Bagikan:

JAKARTA-Alphabet Inc., induk dari  Google, pada Selasa 19 September melakukan upaya terakhir di pengadilan tertinggi Eropa untuk membatalkan denda kartel UE sebesar 2,42 miliar euro (Rp39,9 triliun). Denda itu dikenakan karena penyalahgunaan pasar terkait layanan belanja, dengan mengatakan bahwa regulator gagal menunjukkan bahwa praktiknya bersifat anti persaingan.

Google beralih ke Mahkamah Kehakiman Uni Eropa (CJEU) setelah Mahkamah Umum pada tahun 2021 menolak tantangan atas denda yang dikenakan oleh kepala kartel UE, Margrethe Vestager, pada tahun 2017.

Ini adalah denda pertama dari tiga denda atas praktik anti persaingan yang telah menghabiskan total 8,25 miliar euro (Rp135,5 triliun) bagi Google dalam satu dekade terakhir.

Pengacara Google, Thomas Graf, mengatakan bahwa Komisi Eropa gagal menunjukkan bahwa perlakuan berbeda perusahaan terhadap pesaingnya bersifat penyalahgunaan. Ia juga menyebut bahwa perlakuan berbeda saja tidak bersifat anti persaingan.

"Perusahaan tidak bersaing dengan memperlakukan pesaing sama dengan diri mereka sendiri. Mereka bersaing dengan memperlakukan mereka secara berbeda. Inti dari persaingan adalah agar perusahaan dapat membedakan diri dari pesaing. Bukan dengan menyelaraskan diri dengan pesaing sehingga semua menjadi sama," katanya kepada panel 15 hakim.

"Pengkualifikasi setiap perlakuan yang berbeda, dan khususnya perlakuan yang berbeda antara bisnis pihak pertama dan pihak ketiga, sebagai penyalahgunaan akan merusak persaingan. Ini akan mengurangi kemampuan dan insentif perusahaan untuk bersaing dan berinovasi," kata Graf.

Pengacara Komisi, Fernando Castillo de la Torre, menolak argumen Google, mengatakan bahwa perusahaan telah menggunakan algoritmanya untuk memberikan perlakuan tidak adil terhadap layanan perbandingan harga belanjanya, yang melanggar hukum kartel UE.

"Google berhak untuk mengaplikasikan algoritma yang menurunkan visibilitas dari hasil pencarian tertentu yang kurang relevan untuk permintaan pengguna," katanya.

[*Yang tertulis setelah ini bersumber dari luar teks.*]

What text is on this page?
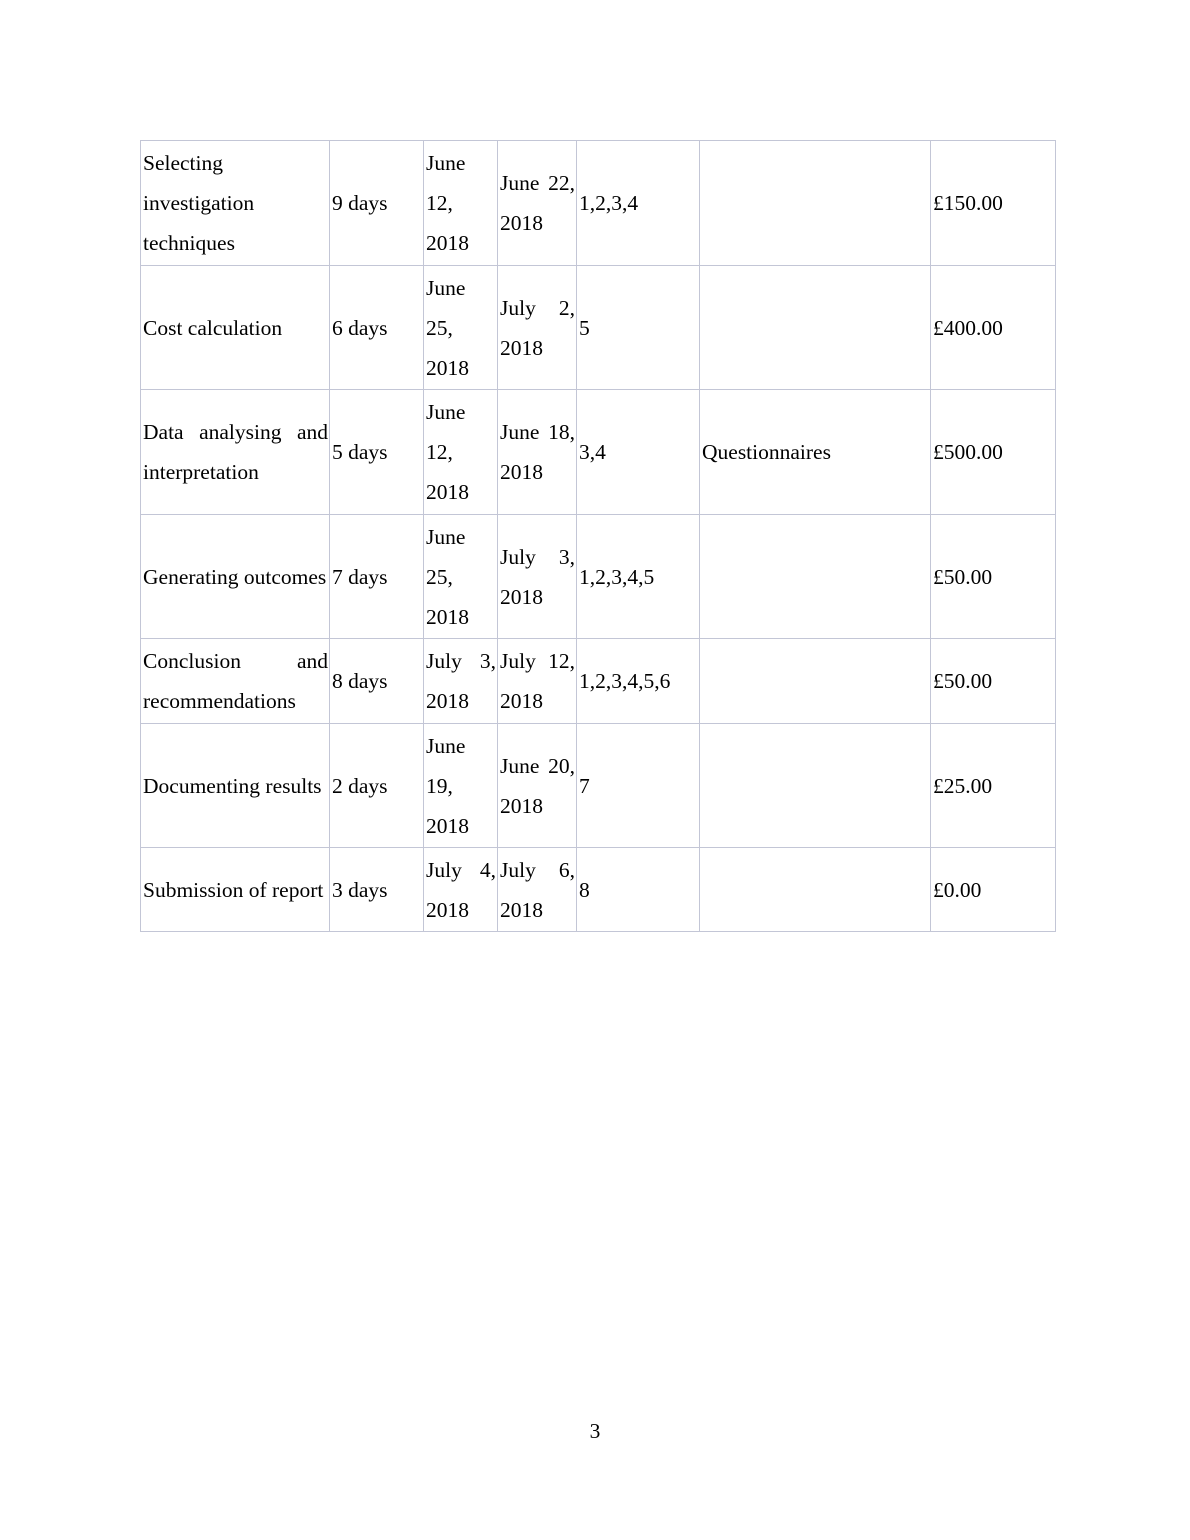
Selecting investigation techniques	9 days	June 12, 2018	June 22, 2018	1,2,3,4		£150.00
Cost calculation	6 days	June 25, 2018	July 2, 2018	5		£400.00
Data analysing and interpretation	5 days	June 12, 2018	June 18, 2018	3,4	Questionnaires	£500.00
Generating outcomes	7 days	June 25, 2018	July 3, 2018	1,2,3,4,5		£50.00
Conclusion and recommendations	8 days	July 3, 2018	July 12, 2018	1,2,3,4,5,6		£50.00
Documenting results	2 days	June 19, 2018	June 20, 2018	7		£25.00
Submission of report	3 days	July 4, 2018	July 6, 2018	8		£0.00
3
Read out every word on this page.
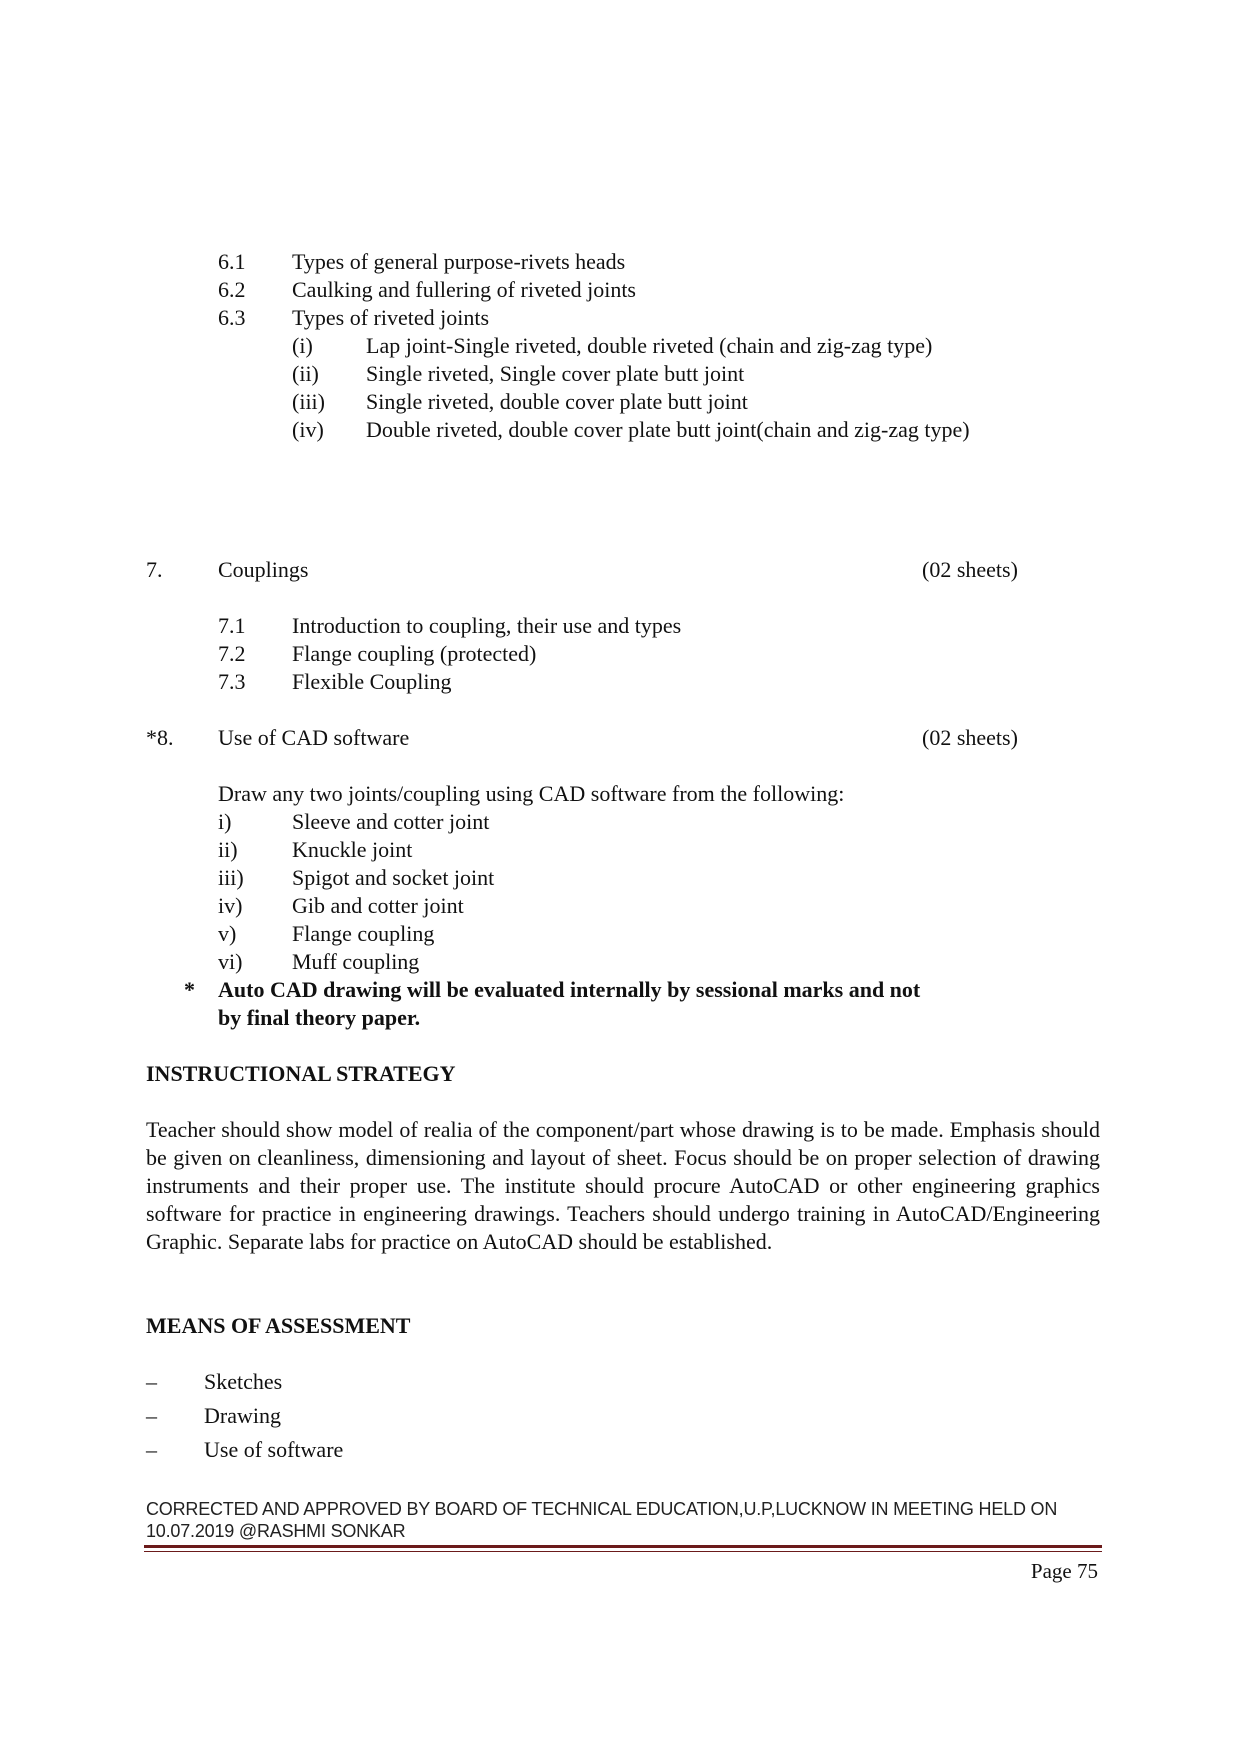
6.1 Types of general purpose-rivets heads
6.2 Caulking and fullering of riveted joints
6.3 Types of riveted joints
(i) Lap joint-Single riveted, double riveted (chain and zig-zag type)
(ii) Single riveted, Single cover plate butt joint
(iii) Single riveted, double cover plate butt joint
(iv) Double riveted, double cover plate butt joint(chain and zig-zag type)
7.	Couplings	(02 sheets)
7.1 Introduction to coupling, their use and types
7.2 Flange coupling (protected)
7.3 Flexible Coupling
*8. Use of CAD software	(02 sheets)
Draw any two joints/coupling using CAD software from the following:
i)	Sleeve and cotter joint
ii) Knuckle joint
iii) Spigot and socket joint
iv) Gib and cotter joint
v)	Flange coupling
vi) Muff coupling
* Auto CAD drawing will be evaluated internally by sessional marks and not
by final theory paper.
INSTRUCTIONAL STRATEGY
Teacher should show model of realia of the component/part whose drawing is to be made. Emphasis should be given on cleanliness, dimensioning and layout of sheet. Focus should be on proper selection of drawing instruments and their proper use. The institute should procure AutoCAD or other engineering graphics software for practice in engineering drawings. Teachers should undergo training in AutoCAD/Engineering Graphic. Separate labs for practice on AutoCAD should be established.
MEANS OF ASSESSMENT
– Sketches
– Drawing
– Use of software
CORRECTED AND APPROVED BY BOARD OF TECHNICAL EDUCATION,U.P,LUCKNOW IN MEETING HELD ON
10.07.2019 @RASHMI SONKAR
Page 75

"Yang tidak berhak dilakukan oleh Google adalah menggunakan dominasinya dalam pencarian umum untuk memperluas posisinya dalam perbandingan belanja dengan mempromosikan hasil layanan miliknya sendiri, dan memperindahnya dengan fitur-fitur menarik dan mengaplikasikan algoritma yang cenderung menekan hasil pesaing dan menampilkan hasil tersebut tanpa fitur menarik," katanya.

Advokat Jenderal CJEU, Juliane Kokott, mengatakan bahwa dia akan memberikan pendapatnya yang tidak mengikat pada tanggal 11 Januari. CJEU akan memberikan putusan dalam beberapa bulan mendatang setelah rekomendasinya.

Kasus ini dan dua kasus lainnya yang melibatkan sistem operasi seluler Android dan layanan iklan AdSense, bagaimanapun, pucat dibandingkan dengan kasus kartel UE yang sedang berlangsung terkait bisnis iklan digital menguntungkan Google, di mana regulator pada bulan Juni mengancam akan membubarkan perusahaan tersebut.